The formulae with the best performance for fetal weight estimation in the analyzed population were Hadlock I (BPD, HC, AC and FL) and IV (HC, AC and FL), which use four and three fetal biometric parameters respectively, based on the mean APE. This finding is consistent with what has already been documented in the medical literature for specific populations such as very premature fetuses and those with growth restriction.21 22 24 25 26 27 28 29 30 31 32 33 34 35 The formulae with the poorest performance in our population were Campbell and Shepard.
The Hadlock formulae did not significantly differ in performance in the analyses according to fetal growth, fetal sex, GA at birth, AFI, UA, and DV status.22 This finding is similar to those obtained by studies that assessed cases of extreme prematurity for any reason and pregnancies with specific conditions such as preeclampsia.21 22
The final fetal biometry measurement for the ultrasound weight estimation was obtained at least five days before birth. The last Doppler velocimetry measurement was performed in all patients no more than 24 hours before birth. This can be considered a particular strength of the study, because these parameters are more accurate than what is commonly found in the literature, which is a range of up to seven days between the last ultrasound examination and delivery.21 22 25 26 Another quality that should be emphasized is the fact that the present study included a relatively large cohort, composed of 194 patients.
The study has some limitations that should be addressed.

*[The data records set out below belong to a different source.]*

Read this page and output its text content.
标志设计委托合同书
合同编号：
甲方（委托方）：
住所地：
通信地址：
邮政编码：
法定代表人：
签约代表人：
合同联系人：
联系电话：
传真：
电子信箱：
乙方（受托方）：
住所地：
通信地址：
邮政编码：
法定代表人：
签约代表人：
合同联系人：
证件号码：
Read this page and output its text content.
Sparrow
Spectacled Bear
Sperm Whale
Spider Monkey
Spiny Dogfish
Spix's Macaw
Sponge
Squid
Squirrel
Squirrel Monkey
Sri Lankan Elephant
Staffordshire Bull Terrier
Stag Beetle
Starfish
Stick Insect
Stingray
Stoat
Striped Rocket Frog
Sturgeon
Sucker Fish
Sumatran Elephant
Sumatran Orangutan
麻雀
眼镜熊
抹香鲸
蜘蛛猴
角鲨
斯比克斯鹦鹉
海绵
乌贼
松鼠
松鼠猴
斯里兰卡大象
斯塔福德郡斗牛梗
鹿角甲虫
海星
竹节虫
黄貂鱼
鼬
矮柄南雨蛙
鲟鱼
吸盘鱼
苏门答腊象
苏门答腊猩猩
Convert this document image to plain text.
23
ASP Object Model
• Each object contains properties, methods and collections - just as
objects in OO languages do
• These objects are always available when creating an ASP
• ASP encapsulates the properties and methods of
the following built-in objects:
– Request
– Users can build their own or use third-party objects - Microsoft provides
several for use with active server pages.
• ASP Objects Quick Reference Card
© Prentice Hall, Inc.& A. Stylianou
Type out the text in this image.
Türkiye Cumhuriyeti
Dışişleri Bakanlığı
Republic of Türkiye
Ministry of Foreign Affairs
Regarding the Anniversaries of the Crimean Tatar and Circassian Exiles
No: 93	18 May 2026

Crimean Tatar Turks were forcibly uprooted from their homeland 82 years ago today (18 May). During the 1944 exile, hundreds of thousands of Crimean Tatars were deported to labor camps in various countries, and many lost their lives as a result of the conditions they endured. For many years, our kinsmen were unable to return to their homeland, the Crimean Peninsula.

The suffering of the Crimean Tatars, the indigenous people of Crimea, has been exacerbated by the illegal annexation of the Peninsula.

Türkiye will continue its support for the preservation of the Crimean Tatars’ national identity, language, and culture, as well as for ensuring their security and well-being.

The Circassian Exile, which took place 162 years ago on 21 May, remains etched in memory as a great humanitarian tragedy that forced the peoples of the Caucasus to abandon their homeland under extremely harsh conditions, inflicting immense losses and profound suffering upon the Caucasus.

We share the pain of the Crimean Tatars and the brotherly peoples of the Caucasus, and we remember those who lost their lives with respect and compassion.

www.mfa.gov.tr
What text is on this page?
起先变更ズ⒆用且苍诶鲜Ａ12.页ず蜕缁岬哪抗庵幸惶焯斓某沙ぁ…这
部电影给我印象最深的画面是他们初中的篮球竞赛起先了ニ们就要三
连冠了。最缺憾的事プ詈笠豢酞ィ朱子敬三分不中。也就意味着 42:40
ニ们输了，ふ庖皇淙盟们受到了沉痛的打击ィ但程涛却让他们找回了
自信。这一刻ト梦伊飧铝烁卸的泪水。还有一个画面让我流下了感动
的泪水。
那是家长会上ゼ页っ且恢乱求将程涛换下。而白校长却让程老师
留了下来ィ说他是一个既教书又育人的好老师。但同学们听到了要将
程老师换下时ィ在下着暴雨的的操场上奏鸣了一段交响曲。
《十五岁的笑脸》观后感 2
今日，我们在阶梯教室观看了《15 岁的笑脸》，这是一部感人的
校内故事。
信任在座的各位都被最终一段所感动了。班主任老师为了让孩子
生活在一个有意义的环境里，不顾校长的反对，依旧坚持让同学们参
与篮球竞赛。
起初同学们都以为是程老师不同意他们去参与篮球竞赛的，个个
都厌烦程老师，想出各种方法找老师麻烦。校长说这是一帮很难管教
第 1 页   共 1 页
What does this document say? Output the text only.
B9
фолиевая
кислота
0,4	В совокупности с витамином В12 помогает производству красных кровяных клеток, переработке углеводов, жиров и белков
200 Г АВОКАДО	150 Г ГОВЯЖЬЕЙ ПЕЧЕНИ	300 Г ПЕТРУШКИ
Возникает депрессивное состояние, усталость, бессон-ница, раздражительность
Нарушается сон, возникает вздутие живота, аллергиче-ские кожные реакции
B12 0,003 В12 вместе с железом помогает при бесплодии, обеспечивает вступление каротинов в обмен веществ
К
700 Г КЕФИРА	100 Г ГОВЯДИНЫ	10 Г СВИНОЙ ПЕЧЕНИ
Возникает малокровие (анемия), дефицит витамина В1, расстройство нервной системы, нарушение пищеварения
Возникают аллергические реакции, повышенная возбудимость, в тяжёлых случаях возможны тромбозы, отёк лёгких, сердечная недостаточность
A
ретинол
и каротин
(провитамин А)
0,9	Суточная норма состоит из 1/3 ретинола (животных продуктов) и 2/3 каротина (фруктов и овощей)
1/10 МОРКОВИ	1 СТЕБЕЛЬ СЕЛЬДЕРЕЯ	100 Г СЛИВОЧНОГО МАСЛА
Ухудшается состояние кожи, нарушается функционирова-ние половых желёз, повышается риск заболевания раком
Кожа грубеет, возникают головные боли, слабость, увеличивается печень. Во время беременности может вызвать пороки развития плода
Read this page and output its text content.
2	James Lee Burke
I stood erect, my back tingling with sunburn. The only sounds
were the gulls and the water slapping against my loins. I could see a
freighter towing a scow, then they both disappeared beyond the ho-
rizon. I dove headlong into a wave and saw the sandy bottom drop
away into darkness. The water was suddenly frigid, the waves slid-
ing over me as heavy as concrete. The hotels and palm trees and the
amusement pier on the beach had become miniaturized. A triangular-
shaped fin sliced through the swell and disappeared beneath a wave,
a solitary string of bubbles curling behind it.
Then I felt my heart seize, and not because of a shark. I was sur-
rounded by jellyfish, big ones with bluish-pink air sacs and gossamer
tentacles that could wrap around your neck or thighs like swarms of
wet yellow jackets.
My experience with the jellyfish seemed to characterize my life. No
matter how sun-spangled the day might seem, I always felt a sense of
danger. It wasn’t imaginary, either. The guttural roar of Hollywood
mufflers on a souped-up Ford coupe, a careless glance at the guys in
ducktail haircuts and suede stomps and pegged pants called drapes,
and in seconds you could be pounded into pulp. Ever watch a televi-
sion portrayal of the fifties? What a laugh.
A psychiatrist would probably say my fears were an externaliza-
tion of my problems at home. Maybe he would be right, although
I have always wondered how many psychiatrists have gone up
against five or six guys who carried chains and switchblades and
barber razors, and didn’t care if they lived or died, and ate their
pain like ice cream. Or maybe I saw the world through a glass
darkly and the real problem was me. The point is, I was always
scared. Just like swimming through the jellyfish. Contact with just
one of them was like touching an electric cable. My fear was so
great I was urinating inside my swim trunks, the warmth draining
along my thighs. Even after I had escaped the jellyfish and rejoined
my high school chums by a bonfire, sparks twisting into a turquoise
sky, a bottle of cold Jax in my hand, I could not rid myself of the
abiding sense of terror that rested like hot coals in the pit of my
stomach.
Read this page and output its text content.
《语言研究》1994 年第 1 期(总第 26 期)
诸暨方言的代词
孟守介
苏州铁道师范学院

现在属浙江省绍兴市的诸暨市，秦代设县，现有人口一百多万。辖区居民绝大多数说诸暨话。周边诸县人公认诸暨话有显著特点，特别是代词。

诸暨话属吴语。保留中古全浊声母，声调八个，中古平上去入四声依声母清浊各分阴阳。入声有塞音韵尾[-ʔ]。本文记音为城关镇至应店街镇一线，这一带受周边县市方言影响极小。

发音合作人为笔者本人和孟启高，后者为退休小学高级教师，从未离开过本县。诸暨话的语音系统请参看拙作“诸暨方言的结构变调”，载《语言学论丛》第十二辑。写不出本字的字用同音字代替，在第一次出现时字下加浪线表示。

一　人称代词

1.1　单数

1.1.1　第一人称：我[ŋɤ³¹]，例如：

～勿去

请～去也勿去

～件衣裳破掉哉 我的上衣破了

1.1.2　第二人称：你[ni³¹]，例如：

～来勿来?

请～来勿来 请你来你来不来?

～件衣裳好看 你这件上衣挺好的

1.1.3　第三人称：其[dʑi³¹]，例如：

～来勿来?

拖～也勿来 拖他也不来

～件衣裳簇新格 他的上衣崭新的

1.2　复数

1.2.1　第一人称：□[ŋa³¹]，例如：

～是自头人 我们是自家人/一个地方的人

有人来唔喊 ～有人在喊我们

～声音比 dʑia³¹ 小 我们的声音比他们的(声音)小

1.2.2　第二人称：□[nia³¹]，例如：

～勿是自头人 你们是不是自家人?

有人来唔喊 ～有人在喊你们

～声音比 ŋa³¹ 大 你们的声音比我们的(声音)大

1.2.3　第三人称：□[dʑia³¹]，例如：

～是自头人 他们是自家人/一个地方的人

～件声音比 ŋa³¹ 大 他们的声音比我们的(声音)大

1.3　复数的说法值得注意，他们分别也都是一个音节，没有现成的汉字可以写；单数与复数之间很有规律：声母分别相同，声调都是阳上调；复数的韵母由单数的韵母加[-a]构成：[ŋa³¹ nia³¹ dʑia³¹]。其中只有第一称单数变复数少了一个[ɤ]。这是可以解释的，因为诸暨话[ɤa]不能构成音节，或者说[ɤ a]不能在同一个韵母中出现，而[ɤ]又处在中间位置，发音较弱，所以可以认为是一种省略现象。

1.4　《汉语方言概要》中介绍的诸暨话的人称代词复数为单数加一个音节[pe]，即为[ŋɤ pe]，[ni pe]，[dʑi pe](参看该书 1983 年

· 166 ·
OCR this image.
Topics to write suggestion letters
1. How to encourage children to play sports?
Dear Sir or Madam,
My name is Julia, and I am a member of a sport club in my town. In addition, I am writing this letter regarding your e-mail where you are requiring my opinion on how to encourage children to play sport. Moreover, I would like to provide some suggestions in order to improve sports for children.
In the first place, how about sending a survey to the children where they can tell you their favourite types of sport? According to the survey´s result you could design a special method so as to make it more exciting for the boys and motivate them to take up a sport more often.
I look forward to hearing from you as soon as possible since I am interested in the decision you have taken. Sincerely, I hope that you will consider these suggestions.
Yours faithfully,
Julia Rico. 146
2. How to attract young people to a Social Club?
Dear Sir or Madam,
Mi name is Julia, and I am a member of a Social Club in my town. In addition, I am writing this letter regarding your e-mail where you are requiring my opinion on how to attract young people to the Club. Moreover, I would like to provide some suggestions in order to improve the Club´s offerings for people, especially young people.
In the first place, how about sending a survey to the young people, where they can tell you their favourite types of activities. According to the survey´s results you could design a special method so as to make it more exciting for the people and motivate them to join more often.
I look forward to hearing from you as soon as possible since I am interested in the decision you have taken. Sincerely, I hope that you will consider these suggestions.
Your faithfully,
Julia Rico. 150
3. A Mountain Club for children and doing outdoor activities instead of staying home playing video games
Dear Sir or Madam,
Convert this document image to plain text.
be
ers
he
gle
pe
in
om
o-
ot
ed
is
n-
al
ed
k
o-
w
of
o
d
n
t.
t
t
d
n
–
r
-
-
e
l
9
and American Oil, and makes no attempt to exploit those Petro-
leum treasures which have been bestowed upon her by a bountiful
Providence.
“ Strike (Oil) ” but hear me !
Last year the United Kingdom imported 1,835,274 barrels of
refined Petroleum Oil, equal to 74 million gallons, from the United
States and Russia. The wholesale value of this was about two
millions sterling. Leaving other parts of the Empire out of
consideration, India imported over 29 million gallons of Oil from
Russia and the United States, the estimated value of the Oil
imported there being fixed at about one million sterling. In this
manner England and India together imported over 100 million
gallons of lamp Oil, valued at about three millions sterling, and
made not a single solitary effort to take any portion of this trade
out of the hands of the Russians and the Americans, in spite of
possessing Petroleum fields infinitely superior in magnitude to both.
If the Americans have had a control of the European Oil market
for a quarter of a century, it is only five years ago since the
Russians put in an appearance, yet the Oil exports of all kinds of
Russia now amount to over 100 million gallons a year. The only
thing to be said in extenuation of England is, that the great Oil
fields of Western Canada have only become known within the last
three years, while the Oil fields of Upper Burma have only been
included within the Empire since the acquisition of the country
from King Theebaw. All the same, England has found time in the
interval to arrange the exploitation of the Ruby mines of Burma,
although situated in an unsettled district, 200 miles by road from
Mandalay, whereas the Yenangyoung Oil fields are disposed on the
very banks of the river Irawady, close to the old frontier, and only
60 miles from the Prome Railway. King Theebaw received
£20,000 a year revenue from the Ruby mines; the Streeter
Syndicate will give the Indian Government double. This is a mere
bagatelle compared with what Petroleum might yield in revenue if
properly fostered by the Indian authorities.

Only formulae based on BPD, HC, AC, and/or FL with circumferences measured by ellipsis were included; thus, the present findings cannot be extrapolated to formulae that use other parameters.27 We did not make adjustments for the interval between EFW and BW because this period was not longer than five days. This is a retrospective study; therefore, it carries a risk of loss of information due to flaws in medical records.
More studies, preferably with prospective designs and larger sample sizes, are necessary to corroborate the findings presented here, minimizing possible biases and enabling the extrapolation of the findings.
The present study demonstrated the variability of performance among eleven different formulae for weight estimation in premature fetuses who experienced changes in blood flow. Our results indicate that the Hadlock formulae that use three (HC, AC and FL) or four (BPD, HC, AC and FL) biometric fetal parameters have the best results for this specific fetus population. Despite the reports of formulae designed specifically for premature and/or IUGR fetuses in the literature, the Hadlock I (BPD, HC, AC and FL) and IV (HC, AC and FL) formulae had fewer errors regarding BW in our study population. In addition, this better performance was not influenced by the clinical and ultrasound factors frequently present in early-onset placental insufficiency. Thus, considering the possible biases of this type of study design, our results indicate that the Hadlock I (BPD, HC, AC and FL) and IV (HC, AC and FL) formulae can be applied with satisfactory performance for fetal weight estimation in a population of fetuses with early-onset severe placental insufficiency.